To this end, JNPOC has supported not only Specified Nonprofit Corporations (often called NPOs for short), but also other types of nonprofit-oriented organizations that value civic participation and partnerships, including Public Interest Corporations, Social Welfare Corporations, Co-operatives, and other voluntary groups. We believe that our efforts will strengthen the civic sector, which serves an essential role in a democratic society.
From this perspective, it is cause for concern that the 2013 survey of Specified Nonprofit Corporations conducted by the Cabinet Office shows that 31.7% of the surveyed organizations have no volunteers participating in their activities and 59.6% have not received any donations from individuals. This demonstrates that the number of organizations with no civic participation – at least in the form of volunteers and donations – is significant. An increasing number of NPOs have strayed from their purpose as civic activity organizations to become mere service providers. This is quite disappointing, for the Specified Nonprofit Corporation status was initially created specifically for civic activity organizations.

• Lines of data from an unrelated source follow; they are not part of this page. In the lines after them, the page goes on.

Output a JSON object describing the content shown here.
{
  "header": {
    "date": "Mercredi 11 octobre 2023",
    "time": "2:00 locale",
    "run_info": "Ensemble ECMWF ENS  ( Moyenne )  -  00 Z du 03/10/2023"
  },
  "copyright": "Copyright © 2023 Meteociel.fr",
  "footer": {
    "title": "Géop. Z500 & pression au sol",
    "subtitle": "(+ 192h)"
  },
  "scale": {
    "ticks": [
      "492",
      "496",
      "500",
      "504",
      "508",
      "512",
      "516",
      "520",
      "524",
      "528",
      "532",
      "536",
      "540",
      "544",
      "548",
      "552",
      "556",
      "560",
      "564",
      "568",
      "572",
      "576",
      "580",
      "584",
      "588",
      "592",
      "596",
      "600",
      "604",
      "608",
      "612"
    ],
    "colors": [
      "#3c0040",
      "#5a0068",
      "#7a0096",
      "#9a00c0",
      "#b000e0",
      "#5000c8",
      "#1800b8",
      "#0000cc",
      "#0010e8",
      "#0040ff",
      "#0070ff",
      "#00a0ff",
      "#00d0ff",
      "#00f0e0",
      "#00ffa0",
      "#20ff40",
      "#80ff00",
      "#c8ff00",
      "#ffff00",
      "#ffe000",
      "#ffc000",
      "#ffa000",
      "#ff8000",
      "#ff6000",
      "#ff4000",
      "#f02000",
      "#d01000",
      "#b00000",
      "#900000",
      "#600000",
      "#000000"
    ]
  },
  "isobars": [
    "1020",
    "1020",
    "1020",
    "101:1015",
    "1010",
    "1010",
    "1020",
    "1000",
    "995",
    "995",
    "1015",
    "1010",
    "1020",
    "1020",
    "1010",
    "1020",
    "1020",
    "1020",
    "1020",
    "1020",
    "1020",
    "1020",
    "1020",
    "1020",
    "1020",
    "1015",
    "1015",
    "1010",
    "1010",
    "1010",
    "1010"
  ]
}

Looking at the Japanese political discourse today, we can see that important policy changes are being made without enough input from or discussion among citizens, such as the recent security framework legislation and the Trans-Pacific Partnership (TPP) Agreement negotiations. Globally, the inter-governmental negotiation of the Sustainable Development Goals (SDGs) will be finalized this year and take effect from 2016, which will have significant implications for both developing and developed countries. Civil society has been, and will be, an important player in these negotiations, and it must stay vigilant so that these processes, domestic or international, will benefit the people.
Along these lines, we hope that JNPOC will be able to play a meaningful role by creating an arena in which issues can be raised and discussed as part of the process of building a free and robust civil society.
For JNPOC, FY2014 was the second year of implementing the “2013-2017 Mid-to-Long- Term Vision.” This vision statement outlines the six pillars, or areas, that JNPOC should prioritize. They are: 1) Enhancing various means to develop human resources; 2) Strengthening collaborations with various local communities; 3) Strengthening collaboration with local NPO support centers; 4) Enhancing research studies and strengthening policy proposals; 5) Strengthening collaboration with overseas NPOs; and 6) Strengthening dissemination of information through the media. Based on these six pillars, we have vigorously developed our programs throughout this past year.
Of all that we have done this year, three accomplishments deserve to be emphasized. First, we hosted our biennial Civic Sector National Conference, hosting representatives from social welfare corporations, consumer co-operatives, labor unions, and the business sector to discuss the direction of civil society and its collaboration with other sectors in the years ahead. Second, JNPOC has new faces in its senior management. Since August 2014, we have welcomed Co-Executive Directors Yoshifumi Tajiri and Katsuji Imata, Managing Director Eriko Nitta, and Deputy Director Kazutaka Sakaguchi, who have been leading our organization to the next level. Last but not least, we planned and executed a wide variety of activities with twenty dedicated and tireless staff members. In light of the fact that two-thirds of our expenses are for programs related to the Great East Japan Earthquake, we recognize that shifting to non-Tohoku recovery related activities will be crucial to our future operation.
Thank you again for your continued support as we move forward in our endeavors.